周遭之人,全都對他指指點點,小聲議論起來,什麽“世風日下”“現在大學生怎麽都這樣”之類的,他卻是一個字也聽不進去。
……
……
夏海市,一個小型港口。
夜,八點,大雨磅礴,雷電交加。
功率超高的白熾燈下,這方小小的區域,如同白晝一般。
“站起來,你他瑪站起來啊!”有人獰笑著。
“就憑你也配得上咱夏大一枝花?臥槽,這事老子想想都來氣,媽的!!”
暴雨之中,兩個約莫二十歲的年輕人正衝沈歡拳打腳踢。後者早已鼻青臉腫,渾身是血,倒在了泥濘之中。
兩個年輕人身後,九個身著黑色西服,肌肉虯結的壯漢,面無表情地站成一排。
在他們眼中,眼前這一幕,實在太過小兒科,勾不起他們半分興趣。他們主要的任務還是保護那位大少爺。
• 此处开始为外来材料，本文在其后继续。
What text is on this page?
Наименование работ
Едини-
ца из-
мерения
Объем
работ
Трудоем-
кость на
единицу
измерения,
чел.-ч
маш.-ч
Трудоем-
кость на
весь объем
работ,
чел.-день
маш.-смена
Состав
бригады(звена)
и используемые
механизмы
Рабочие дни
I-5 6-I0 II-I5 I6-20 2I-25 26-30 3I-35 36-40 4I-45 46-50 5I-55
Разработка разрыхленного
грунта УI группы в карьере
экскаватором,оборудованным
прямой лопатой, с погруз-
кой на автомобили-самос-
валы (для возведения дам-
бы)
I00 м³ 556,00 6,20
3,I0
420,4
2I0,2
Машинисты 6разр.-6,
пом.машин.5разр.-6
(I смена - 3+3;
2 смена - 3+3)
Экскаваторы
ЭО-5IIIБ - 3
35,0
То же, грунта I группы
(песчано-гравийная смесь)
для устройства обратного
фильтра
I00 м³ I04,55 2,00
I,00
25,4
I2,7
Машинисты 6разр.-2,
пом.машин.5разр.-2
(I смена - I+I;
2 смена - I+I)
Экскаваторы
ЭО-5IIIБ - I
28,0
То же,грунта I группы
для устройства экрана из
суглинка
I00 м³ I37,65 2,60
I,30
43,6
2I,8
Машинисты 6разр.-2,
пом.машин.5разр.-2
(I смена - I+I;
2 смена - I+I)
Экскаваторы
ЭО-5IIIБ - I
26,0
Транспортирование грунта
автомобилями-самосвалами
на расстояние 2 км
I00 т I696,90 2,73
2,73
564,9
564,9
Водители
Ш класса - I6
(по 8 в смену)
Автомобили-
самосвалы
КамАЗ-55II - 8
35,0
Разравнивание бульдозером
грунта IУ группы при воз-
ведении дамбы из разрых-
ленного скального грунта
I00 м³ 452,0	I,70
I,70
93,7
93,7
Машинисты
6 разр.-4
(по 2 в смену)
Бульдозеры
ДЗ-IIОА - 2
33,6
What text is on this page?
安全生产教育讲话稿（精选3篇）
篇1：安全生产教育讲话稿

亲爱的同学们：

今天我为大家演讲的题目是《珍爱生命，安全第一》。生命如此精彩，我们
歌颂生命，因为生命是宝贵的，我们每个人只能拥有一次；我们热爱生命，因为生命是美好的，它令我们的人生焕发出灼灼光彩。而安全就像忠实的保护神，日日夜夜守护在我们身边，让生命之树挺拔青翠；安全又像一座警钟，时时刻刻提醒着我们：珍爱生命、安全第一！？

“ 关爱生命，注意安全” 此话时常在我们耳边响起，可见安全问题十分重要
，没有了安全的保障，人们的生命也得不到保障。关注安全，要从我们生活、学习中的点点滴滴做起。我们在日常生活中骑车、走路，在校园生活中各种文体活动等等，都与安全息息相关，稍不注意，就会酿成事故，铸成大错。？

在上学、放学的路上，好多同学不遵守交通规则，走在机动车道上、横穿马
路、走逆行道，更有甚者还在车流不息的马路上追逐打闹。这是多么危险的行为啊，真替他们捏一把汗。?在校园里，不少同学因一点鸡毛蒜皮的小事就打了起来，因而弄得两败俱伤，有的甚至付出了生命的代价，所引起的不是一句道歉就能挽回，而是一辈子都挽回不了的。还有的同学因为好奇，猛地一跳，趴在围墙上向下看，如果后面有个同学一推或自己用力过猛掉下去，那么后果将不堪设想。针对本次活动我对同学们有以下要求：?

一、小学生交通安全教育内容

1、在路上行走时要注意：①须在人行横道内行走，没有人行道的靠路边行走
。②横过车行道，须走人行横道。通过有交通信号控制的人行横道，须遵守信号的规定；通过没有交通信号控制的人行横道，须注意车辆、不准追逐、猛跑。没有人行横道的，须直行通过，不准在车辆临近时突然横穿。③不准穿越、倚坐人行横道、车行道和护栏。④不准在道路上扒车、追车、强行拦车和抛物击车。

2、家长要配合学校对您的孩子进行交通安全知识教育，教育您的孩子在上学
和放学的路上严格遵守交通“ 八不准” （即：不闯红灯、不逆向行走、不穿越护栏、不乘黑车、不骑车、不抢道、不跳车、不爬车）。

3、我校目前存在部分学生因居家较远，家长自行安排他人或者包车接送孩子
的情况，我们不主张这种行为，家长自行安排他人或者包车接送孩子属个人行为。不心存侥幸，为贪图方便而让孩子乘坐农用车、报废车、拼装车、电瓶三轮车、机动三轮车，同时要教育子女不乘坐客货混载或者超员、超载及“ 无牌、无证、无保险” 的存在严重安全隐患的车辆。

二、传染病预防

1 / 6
不久之後,一輛綠色的越野吉普車,挾著肆無忌憚的氣焰,呼嘯而來。
施青峰從吉普車上一躍而下,立刻有人給他撐起一把傘。正揍沈歡的兩個年輕人,立刻掛上討好的笑容,小跑著跑向施青峰。
施青峰無視二人,直接蹲在沈歡身前,陰騭的雙眼中閃過一絲得意,輕笑道:“怎麽把自己搞得這麽狼狽啊?”
沈歡艱難地睜開雙眼,道:“我已經按你說的做的,我也希望你說話算話,別動蘇瑾!”
施青峰一腳踩在沈歡的腦袋,衝他吐了一口唾沫,道:“呸!!跟我談條件?!他瑪的,也不看看自己幾斤幾兩?!”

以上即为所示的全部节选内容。